Adam got to his feet and put out his hand as the woman turned to go. “Adam O’Connor,” he said clearly. “Delighted to meet
you, Mrs. O’Toole.”
For a second he thought she was going to ignore him and keep going, but after the briefest of pauses she offered him her hand.
“We’re not used to catering for adults,” she said flatly. “I only have Jammie Dodgers.”
“They’ll do fine,” Adam assured her, trying to remember the last time he’d been presented with a plate of childrens’ biscuits.
“I wasn’t expecting anything at all.”
She looked scandalized. “We always do a break,” she told him. “The children find the hour too long.”
“I can understand that,” Adam said gravely. “Thanks very much.”
She left the room without another word. Adam turned back to Vivienne, who had set the tray on the windowsill. She held the
glass of milk out to him. He took it and accepted a Jammie Dodger when it was offered. “Thanks.”
He never drank milk, apart from a drop in tea or coffee—it affected his sinuses—but he suspected that a refusal would cause
more discomfiture. He wondered if he could find a way to give it to the cat, who was watching the proceedings intently from
above. Vivienne hadn’t taken a biscuit; it looked as if the three Jammie Dodgers were all his.
He decided to give conversation another try. “Have you been teaching music for long?”
“Eight years,” she answered. “You’ll need to practice your abdominal breathing at home, every morning and evening. It’ll take
the strain out of playing the notes.” As usual she didn’t meet his eyes; her gaze seemed to be focused now on his left ear.
“I will,” he promised. “And how long have you been playing the piano yourself?”
She shifted on her bench. Personal questions were clearly a problem. “Eighteen years,” she said, examining a speck on her
cardigan sleeve.
“Wow, that’s—”
“Twelve years the clarinet and oboe,” she went on, as if he hadn’t spoken. “Eleven years the violin. Six years the saxophone.”
Adam looked at her in amazement. “You play all those instruments?”
Vivienne nodded and looked pointedly at his glass, and Adam drained it—no hope at all of palming it off—and finished his biscuit.
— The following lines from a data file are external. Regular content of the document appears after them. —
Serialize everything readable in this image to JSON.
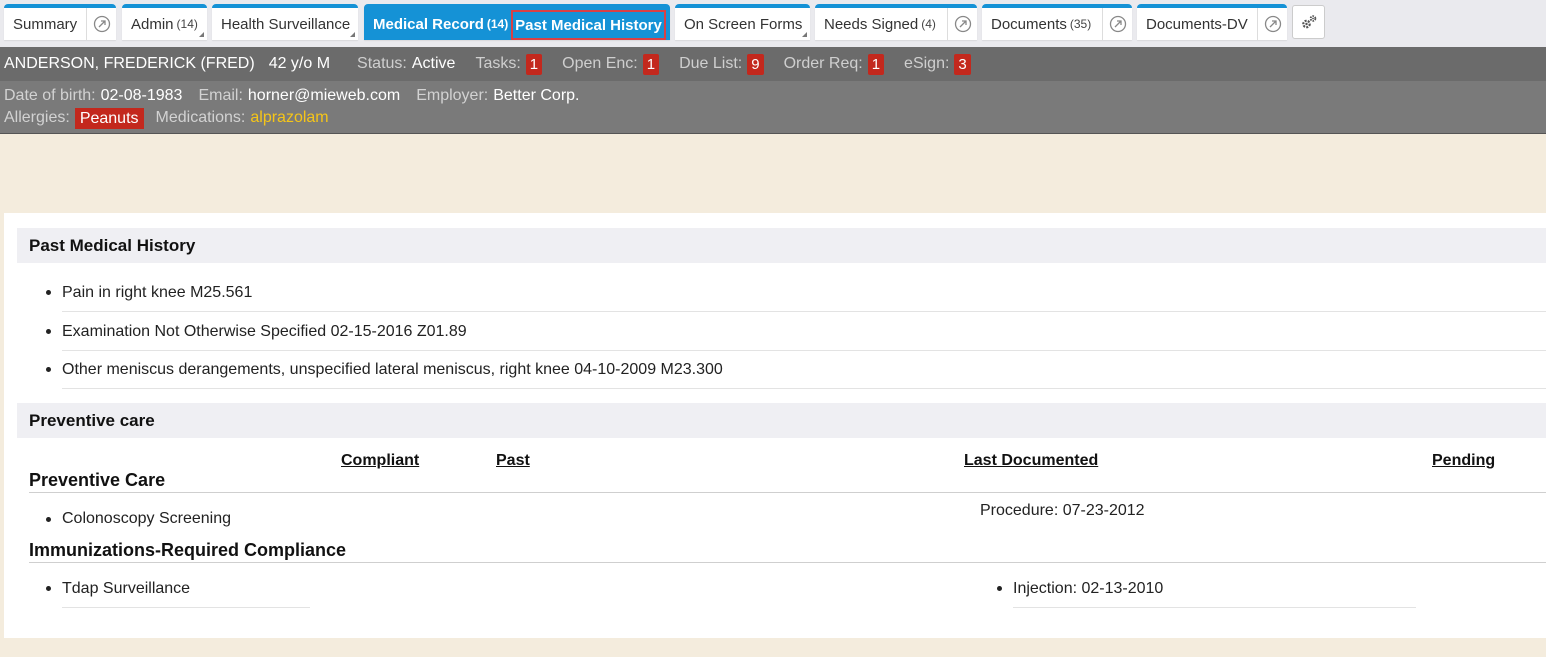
{
  "tabs": [
    {
      "label": "Summary",
      "count": "",
      "open_icon": true
    },
    {
      "label": "Admin",
      "count": "(14)",
      "caret": true
    },
    {
      "label": "Health Surveillance",
      "count": "",
      "caret": true
    },
    {
      "label": "Medical Record",
      "count": "(14)",
      "active": true
    },
    {
      "label": "On Screen Forms",
      "count": "",
      "caret": true
    },
    {
      "label": "Needs Signed",
      "count": "(4)",
      "open_icon": true
    },
    {
      "label": "Documents",
      "count": "(35)",
      "open_icon": true
    },
    {
      "label": "Documents-DV",
      "count": "",
      "open_icon": true
    }
  ],
  "active_subtab": "Past Medical History",
  "patient": {
    "name": "ANDERSON, FREDERICK (FRED)",
    "age": "42 y/o M",
    "status_label": "Status:",
    "status_value": "Active",
    "tasks_label": "Tasks:",
    "tasks": "1",
    "open_enc_label": "Open Enc:",
    "open_enc": "1",
    "due_list_label": "Due List:",
    "due_list": "9",
    "order_req_label": "Order Req:",
    "order_req": "1",
    "esign_label": "eSign:",
    "esign": "3",
    "dob_label": "Date of birth:",
    "dob": "02-08-1983",
    "email_label": "Email:",
    "email": "horner@mieweb.com",
    "employer_label": "Employer:",
    "employer": "Better Corp.",
    "allergies_label": "Allergies:",
    "allergy": "Peanuts",
    "medications_label": "Medications:",
    "medication": "alprazolam"
  },
  "past_medical_history": {
    "title": "Past Medical History",
    "items": [
      "Pain in right knee M25.561",
      "Examination Not Otherwise Specified 02-15-2016 Z01.89",
      "Other meniscus derangements, unspecified lateral meniscus, right knee 04-10-2009 M23.300"
    ]
  },
  "preventive": {
    "title": "Preventive care",
    "columns": {
      "compliant": "Compliant",
      "past": "Past",
      "last_documented": "Last Documented",
      "pending": "Pending"
    },
    "groups": [
      {
        "title": "Preventive Care",
        "item": "Colonoscopy Screening",
        "last_documented": "Procedure: 07-23-2012"
      },
      {
        "title": "Immunizations-Required Compliance",
        "item": "Tdap Surveillance",
        "last_documented": "Injection: 02-13-2010"
      }
    ]
  },
  "colors": {
    "accent": "#1592d6",
    "badge": "#c3281d",
    "medication": "#f5c518",
    "banner": "#6b6b6b"
  }
}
“Now,” she said, turning back to the music stand, and Adam brushed Jammie Dodger crumbs from his shirt and lifted the clarinet
again.
“Mam?”
“Hello, dear. Everything all right?”
Hannah smiled. Her mother’s first question whenever she phoned her, maybe every mother’s first question.
“Everything’s fine…I just thought you might like to know that I met John Wyatt for coffee the other day.”
Foolhardy, really, putting her mother in the picture so soon. Nothing might come of it; she might be ringing again in a few
weeks to say it was all over. But Geraldine needed some good news. They all needed something positive to focus on.
“Oh, love, I’m delighted to hear that, I really am—he seemed so nice that day in the shop. So he called back?”